Essays

Paris to Providence: French Couture and the Tirocchi Shop

 

Even more important to the Tirocchi clientele was Jean Patou, who had worked as a tailor before World War I and had established his own fashion house on being demobilized in 1919. At first he produced loose dresses with sheer panels, as did many other couturiers, for a clientele that included both French and English aristocrats. In 1920, however, Patou's sister married French tennis champion Raymond Barbas, who introduced Patou to tennis star Suzanne Lenglen. In 1921, Lenglen appeared at Wimbledon in Patou's knee-length pleated skirt and sleeveless cardigan sweater, setting a fashion copied by many other women on and off court. The similarity of Patou's concept to that of Chanel's skirts and sweaters is unmistakable, but this is less a case of Patou copying Chanel than of the arrival in force of sportswear on the fashion scene. At first, Patou was aiming at a different clientele from that of Chanel: sports clothing for players of sports, wherever they found themselves [fig. 113]. For these women, simplicity was not only a design virtue, but a necessity, as Patou learned from Suzanne Lenglen.

A friend of Dunoyer de Segonzac and patron of André Mare and Louis Süe (who designed his salons in the rue St. Florentin), Patou was well aware of artistic trends. After 1921, he adapted the two-piece sweater-and-skirt format in luxurious wool jersey for morning dresses or sports suits, employing cubist ornament and collage principles to decorate them. For all the renown of Chanel (Valerie Steele calls her " the acknowledged dominatrix of fashion during the period between the wars"),(37) the Tirocchi clientele preferred Patou to Chanel by an overwhelming margin. In the 1920s and 30s, purchases of fashions and accessories by Patou outnumbered those by Chanel sixty-four to thirty-four, a definitive vote of confidence in the debonair young couturier who would die so prematurely in 1936. No labeled Patou was found among the dresses remaining in the Tirocchi shop, but several refer directly to his design principles [see fig. 34, p. 46].

In step with the "return to order" that infused a post-war classicism into all the arts, the clothing of Patou, Chanel, and others represented a new idea, one that suited the range of possibilities now opening before the modern woman: "classic" clothing that was never out of style, easily cared for, and constructed for ease of movement. Clothing based on "classical" models was a theme visited off and on throughout the modern period, beginning with Fortuny's Delphos dresses of 1906-07, which continued to be made all throughout the period and are still obtainable today. The Empire silhouettes of the 1910s also relate to this theme, and a draped satin opera coat of 1931 from the Tirocchi shop [fig. 114] marks the continuation of the trend. "Classic" clothing, however, had nothing to do with antiquity; rather, "classic" clothing meant clothing that could be worn over and over again, clothing without copious ornament or complicated silhouette to date it [fig. 115]. The "classic" was epitomized in a simple sports dress by Patou, a black lace dinner dress by Chanel, or an exquisitely fitted black dress by Molyneux or Mainbocher.
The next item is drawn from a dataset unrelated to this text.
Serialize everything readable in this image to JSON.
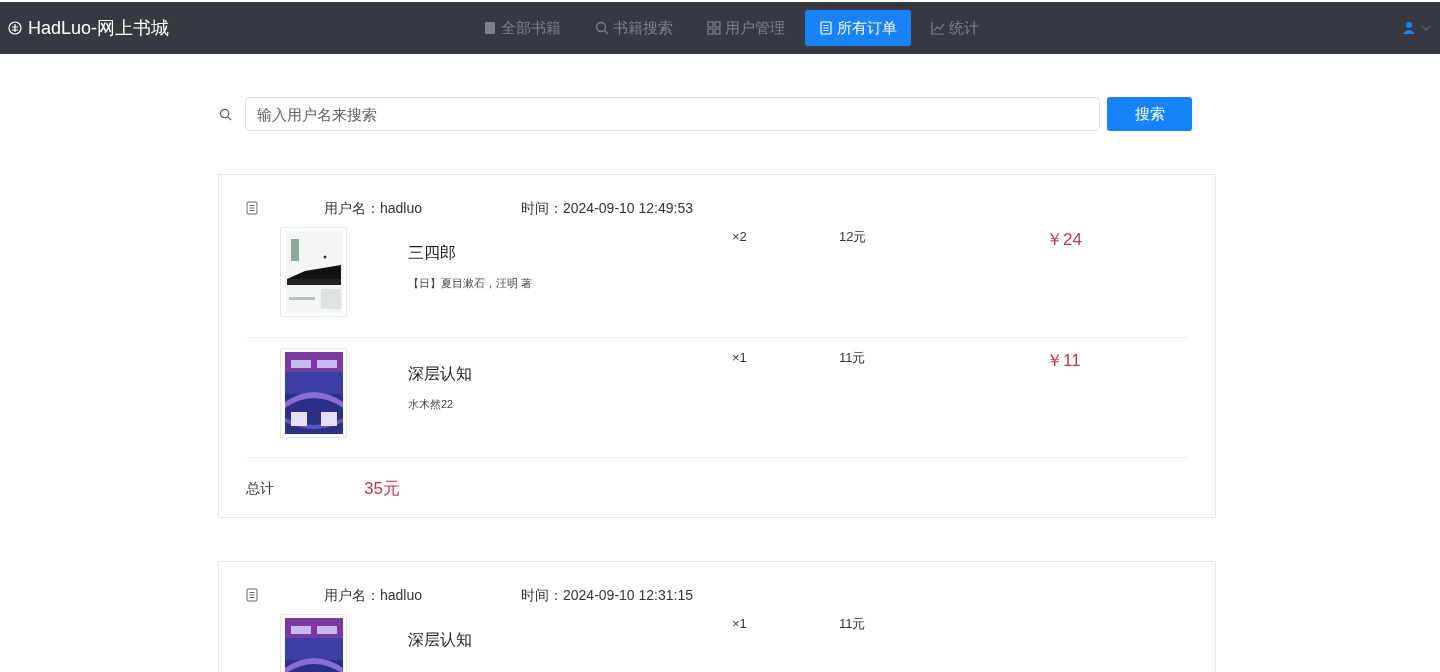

Both Molyneux and Mainbocher specialized in a kind of slim, fitted apparel that perhaps seemed simple when compared to the extravagances of the 1920s, but was wholly satisfying in its beautiful tailoring and quiet elegance. Richard Martin, in his book Contemporary Fashion, declared that Molyneux, a friend of author Noel Coward (who himself embodied classic, elegant style of the most refined manner), produced "spartan clothing" in an "early and intended version of the International Style,"(38) and this is surely what "classic" clothing is meant to be. With the coming of age of the anti-ornamental purist element in art after Le Corbusier's breakthroughs in the late 1920s and the growth in philosophical importance of Germany's Bauhaus school, fashion's own "return to order" was the "classic" clothing of the 1930s.

Mainbocher, an American from St. Louis who combined his first and last names once in Paris, was beloved for his pure, uncomplicated, simply cut designs -what Harper's Bazaar called his "deceptive plainness" -that clients viewed as investments for the long haul.(39) Made famous by his selection as designer of the Duchess of Windsor's wedding gown in 1939, Mainbocher came to the attention of the Tirocchi clientele too late to have much impact on the shop. A search of Tirocchi records turned up thirteen references to garments by Molyneux, the first purchased as early as 1924, while only one outfit by Mainbocher was supplied to a client -the always fashionable Mrs. Byron S. Watson -in 1939.